In a conversation with Mohammed Wajihuddin, writer Salim Khan deconstructs the myth behind the legend
Mohammed Wajihuddin (THE TIMES OF INDIA; October 11, 2022)

Q: Why did Bachchan personify the angry young man of India?
A: Cinema mirrors society. The youth of 1970s were disillusioned with corruption, nepotism. Amitabh became the hero who took on the forces that polluted the system. Disenchanted with pervasive hopelessness, the masses identified with Amitabh’s characters--the common man who wanted to right the wrongs and didn’t mind if he broke a few rules in the process.

Q: Why did established actors of the day refuse Zanjeer?
A: Before Zanjeer (1973), Amitabh had several flops and just two hits — Bombay To Goa and Anand. It was an era when films were made around stories of love and betrayal punctuated with melodrama and songs. Rajesh Khanna ruled. When we wrote Zanjeer, initially no one would touch it because it was so devoid of romance that the hero doesn’t hold the heroine’s hand even once. Dharmendra, Dev Anand, Dilip Kumar, Raaj Kumar — they all refused, they found the plot dry and not much for themselves in it. Once Dilip saab told me that he regretted refusing three films—Pyaasa, Baiju Bawra and Zanjeer.

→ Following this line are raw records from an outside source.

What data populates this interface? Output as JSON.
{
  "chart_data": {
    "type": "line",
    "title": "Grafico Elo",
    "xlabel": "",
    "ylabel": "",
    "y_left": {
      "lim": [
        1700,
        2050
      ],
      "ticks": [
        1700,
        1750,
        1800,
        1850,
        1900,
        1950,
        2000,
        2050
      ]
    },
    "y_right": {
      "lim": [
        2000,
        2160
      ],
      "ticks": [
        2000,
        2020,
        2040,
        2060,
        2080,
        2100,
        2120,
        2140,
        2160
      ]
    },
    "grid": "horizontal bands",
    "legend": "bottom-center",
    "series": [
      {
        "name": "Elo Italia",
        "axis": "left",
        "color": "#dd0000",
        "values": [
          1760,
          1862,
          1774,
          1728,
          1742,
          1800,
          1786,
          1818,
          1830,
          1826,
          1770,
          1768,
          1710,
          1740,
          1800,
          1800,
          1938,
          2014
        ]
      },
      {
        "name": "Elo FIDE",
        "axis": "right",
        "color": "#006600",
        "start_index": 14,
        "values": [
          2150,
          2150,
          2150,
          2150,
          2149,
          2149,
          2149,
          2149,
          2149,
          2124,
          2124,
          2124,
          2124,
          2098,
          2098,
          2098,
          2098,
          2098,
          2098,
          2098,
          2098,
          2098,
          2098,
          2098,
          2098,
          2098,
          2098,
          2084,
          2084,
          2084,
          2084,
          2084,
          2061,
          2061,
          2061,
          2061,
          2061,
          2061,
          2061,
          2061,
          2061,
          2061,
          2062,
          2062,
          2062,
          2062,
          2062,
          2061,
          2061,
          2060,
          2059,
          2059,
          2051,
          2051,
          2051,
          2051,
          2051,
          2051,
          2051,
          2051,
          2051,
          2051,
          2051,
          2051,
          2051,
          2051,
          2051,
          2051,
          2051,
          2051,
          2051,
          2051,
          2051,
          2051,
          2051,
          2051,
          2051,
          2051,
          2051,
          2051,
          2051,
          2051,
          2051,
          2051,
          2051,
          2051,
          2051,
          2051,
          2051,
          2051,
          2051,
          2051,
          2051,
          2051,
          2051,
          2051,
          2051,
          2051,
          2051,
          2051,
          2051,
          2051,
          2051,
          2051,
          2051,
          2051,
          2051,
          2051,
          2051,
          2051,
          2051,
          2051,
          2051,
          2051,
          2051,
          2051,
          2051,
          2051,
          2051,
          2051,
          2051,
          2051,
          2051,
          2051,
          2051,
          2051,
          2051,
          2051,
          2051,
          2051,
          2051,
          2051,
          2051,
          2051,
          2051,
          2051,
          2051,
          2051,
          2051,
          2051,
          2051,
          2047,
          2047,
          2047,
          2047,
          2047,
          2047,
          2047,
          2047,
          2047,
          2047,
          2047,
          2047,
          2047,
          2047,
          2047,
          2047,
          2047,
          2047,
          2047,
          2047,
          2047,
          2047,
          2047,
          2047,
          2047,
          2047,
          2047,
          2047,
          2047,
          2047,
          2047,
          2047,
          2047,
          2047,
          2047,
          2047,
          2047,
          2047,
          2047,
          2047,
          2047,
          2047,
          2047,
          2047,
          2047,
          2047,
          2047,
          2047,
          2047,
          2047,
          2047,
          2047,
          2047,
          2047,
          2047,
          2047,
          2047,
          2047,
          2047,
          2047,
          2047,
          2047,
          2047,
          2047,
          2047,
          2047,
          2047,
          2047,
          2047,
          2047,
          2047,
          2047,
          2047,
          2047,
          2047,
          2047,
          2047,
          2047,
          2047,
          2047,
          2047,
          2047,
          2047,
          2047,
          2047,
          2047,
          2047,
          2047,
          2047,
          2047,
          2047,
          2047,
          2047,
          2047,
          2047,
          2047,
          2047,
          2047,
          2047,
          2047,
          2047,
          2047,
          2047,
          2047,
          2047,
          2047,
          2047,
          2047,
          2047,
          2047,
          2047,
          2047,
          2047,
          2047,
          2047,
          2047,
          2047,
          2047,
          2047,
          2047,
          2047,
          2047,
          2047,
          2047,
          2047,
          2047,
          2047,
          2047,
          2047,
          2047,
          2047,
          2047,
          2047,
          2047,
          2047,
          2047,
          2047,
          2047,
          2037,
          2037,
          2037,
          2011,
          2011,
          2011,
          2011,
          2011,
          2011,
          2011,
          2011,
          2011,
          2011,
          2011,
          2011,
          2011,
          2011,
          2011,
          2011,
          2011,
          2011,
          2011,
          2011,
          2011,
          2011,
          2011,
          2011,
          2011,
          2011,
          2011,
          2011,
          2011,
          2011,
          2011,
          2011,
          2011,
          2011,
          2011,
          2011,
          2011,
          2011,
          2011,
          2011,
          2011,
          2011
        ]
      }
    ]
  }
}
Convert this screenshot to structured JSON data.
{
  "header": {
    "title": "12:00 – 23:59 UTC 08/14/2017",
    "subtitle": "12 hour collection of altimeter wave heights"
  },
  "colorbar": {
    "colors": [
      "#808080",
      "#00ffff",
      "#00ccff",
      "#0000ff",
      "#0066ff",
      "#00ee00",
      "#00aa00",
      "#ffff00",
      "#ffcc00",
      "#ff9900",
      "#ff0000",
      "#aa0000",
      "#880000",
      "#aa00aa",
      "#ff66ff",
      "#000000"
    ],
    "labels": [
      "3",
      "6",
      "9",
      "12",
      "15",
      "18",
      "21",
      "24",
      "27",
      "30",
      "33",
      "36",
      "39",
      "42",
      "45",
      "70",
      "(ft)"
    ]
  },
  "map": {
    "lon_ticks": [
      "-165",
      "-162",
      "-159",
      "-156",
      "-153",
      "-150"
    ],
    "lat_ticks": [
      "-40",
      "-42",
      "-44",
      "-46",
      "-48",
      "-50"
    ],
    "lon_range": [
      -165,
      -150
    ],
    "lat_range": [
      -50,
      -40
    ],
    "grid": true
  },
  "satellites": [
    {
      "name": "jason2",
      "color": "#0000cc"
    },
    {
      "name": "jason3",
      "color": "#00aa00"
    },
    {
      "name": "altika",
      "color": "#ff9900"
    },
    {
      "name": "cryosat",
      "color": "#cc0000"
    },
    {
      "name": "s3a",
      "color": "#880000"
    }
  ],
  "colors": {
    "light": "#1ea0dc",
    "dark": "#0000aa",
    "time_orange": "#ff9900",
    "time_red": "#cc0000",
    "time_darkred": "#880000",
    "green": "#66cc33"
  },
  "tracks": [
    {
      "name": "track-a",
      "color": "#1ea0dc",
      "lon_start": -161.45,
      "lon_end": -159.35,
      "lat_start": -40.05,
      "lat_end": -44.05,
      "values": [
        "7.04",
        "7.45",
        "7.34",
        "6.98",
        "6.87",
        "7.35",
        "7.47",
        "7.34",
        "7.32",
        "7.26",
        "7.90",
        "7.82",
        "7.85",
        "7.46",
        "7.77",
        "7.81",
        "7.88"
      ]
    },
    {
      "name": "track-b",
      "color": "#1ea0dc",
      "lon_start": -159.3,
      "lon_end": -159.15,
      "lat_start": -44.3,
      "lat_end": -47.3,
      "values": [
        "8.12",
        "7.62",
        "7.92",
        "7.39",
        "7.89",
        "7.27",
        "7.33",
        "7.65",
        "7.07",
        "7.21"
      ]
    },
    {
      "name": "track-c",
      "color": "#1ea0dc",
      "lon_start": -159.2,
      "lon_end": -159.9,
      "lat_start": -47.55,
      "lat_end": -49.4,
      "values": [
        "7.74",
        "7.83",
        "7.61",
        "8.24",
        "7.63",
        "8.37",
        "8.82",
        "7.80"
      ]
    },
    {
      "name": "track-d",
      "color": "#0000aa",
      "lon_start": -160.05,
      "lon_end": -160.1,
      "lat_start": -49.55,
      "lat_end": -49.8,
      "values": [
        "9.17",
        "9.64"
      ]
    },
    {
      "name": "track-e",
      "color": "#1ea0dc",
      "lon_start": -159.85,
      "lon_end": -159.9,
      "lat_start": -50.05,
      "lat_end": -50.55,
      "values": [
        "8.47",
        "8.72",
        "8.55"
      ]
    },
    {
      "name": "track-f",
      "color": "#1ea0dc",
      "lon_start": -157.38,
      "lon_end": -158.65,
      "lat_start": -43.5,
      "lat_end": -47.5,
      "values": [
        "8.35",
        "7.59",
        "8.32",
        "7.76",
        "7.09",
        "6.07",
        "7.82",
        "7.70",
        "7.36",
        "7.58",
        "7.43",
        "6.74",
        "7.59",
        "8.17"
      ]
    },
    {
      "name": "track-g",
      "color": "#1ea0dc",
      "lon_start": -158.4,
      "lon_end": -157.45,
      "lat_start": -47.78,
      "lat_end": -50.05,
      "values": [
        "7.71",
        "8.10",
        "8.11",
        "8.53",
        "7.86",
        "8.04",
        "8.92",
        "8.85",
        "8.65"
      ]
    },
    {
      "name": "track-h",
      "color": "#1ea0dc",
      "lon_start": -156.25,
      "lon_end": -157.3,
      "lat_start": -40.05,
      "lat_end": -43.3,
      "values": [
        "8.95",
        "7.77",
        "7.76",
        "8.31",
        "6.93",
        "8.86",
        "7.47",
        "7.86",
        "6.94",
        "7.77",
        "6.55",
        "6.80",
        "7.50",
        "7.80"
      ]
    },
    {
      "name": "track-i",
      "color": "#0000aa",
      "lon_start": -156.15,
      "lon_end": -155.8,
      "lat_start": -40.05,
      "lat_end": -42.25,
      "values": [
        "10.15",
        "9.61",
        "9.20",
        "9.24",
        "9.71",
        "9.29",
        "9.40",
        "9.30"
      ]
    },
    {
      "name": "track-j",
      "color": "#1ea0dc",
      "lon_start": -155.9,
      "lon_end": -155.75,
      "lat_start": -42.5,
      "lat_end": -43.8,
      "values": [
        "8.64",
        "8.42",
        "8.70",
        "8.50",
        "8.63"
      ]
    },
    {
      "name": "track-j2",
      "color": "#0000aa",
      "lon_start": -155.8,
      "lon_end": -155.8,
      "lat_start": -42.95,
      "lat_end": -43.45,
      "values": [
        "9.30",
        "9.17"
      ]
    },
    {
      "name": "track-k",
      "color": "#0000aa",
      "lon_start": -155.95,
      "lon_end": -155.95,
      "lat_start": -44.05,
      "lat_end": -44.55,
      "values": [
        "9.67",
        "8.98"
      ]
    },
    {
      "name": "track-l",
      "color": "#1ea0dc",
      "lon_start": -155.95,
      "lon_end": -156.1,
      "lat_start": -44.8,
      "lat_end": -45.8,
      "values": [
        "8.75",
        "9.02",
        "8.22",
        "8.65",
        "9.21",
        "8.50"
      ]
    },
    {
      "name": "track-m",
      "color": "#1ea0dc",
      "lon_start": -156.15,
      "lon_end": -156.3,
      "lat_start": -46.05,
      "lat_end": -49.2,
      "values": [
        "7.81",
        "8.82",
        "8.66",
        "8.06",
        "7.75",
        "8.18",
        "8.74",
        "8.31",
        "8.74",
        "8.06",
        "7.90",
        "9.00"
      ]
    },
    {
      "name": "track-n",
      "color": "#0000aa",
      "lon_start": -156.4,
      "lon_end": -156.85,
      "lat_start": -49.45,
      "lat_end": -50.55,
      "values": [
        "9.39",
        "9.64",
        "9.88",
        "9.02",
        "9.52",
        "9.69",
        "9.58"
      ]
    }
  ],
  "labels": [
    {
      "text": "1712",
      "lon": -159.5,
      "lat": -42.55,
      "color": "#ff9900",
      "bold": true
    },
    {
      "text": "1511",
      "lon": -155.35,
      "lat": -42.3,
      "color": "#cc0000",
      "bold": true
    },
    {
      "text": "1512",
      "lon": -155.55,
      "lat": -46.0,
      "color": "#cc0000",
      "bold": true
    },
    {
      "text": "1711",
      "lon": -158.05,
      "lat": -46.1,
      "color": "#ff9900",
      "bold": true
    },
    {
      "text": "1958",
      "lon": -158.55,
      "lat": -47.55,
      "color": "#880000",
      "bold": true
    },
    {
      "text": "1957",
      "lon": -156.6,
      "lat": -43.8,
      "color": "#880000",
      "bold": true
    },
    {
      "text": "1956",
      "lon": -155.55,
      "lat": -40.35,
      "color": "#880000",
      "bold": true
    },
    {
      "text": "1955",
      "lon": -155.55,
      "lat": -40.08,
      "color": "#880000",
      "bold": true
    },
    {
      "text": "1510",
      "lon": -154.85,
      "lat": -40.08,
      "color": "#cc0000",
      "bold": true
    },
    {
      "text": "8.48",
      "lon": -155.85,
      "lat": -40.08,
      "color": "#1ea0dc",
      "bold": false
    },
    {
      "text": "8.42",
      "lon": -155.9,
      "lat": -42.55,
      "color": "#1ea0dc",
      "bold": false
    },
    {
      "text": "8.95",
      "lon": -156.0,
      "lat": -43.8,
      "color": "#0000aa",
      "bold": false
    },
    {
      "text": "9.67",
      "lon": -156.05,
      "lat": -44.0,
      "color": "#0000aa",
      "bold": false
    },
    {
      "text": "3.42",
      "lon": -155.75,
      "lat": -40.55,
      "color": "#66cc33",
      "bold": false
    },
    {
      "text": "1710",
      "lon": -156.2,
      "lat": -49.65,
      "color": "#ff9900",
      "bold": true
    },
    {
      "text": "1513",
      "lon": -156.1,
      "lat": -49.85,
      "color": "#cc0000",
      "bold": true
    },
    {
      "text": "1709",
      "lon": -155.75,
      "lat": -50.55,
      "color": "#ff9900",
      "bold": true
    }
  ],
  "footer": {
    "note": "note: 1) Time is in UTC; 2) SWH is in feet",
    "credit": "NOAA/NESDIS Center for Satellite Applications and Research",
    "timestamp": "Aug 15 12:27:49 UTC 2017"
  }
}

Q: Was Zanjeer a gamechanger for both Bachchan and Salim-Javed?
A: Amitabh was immensely talented and needed a breakthrough script. When we created the character of police inspector Vijay Khanna, it suited the lanky figure with a booming baritone. I remember telling producer-director Prakash Mehra during the first day first show that the film would create history.

We were watching the scene where Sher Khan (Pran) visits the inspector and tries to sit. Vijay fumes: “Jab tak baithne ko na kaha jaaye, sharafat se khade raho, yeh police station hai, tumhere baap ka ghar nahin.” 

Watching that scene, I told Prakash Mehra the film would be a hit. The intensity with which Amitabh delivered this line told us he had a lot of fire that needed to be tapped. We did it in subsequent films (Deewar, Trishul, Sholay...).

Q: He carried the roles that Salim-Javed wrote for him...
A: Amitabh was an untapped dynamo before we paired. He was educated and hugely talented but had not got the scripts to use his potential. Our scripts gave him ample opportunities.

Q: Why do we have a dearth of good scripts these days?
A: Today writers don’t read. When I came from Indore (Akhtar came from Bhopal) to Bombay to become an actor, I soon realized that acting would not take me to the peak. I turned to scriptwriting. A public library in Mahim became my second home. I read books and watched films voraciously.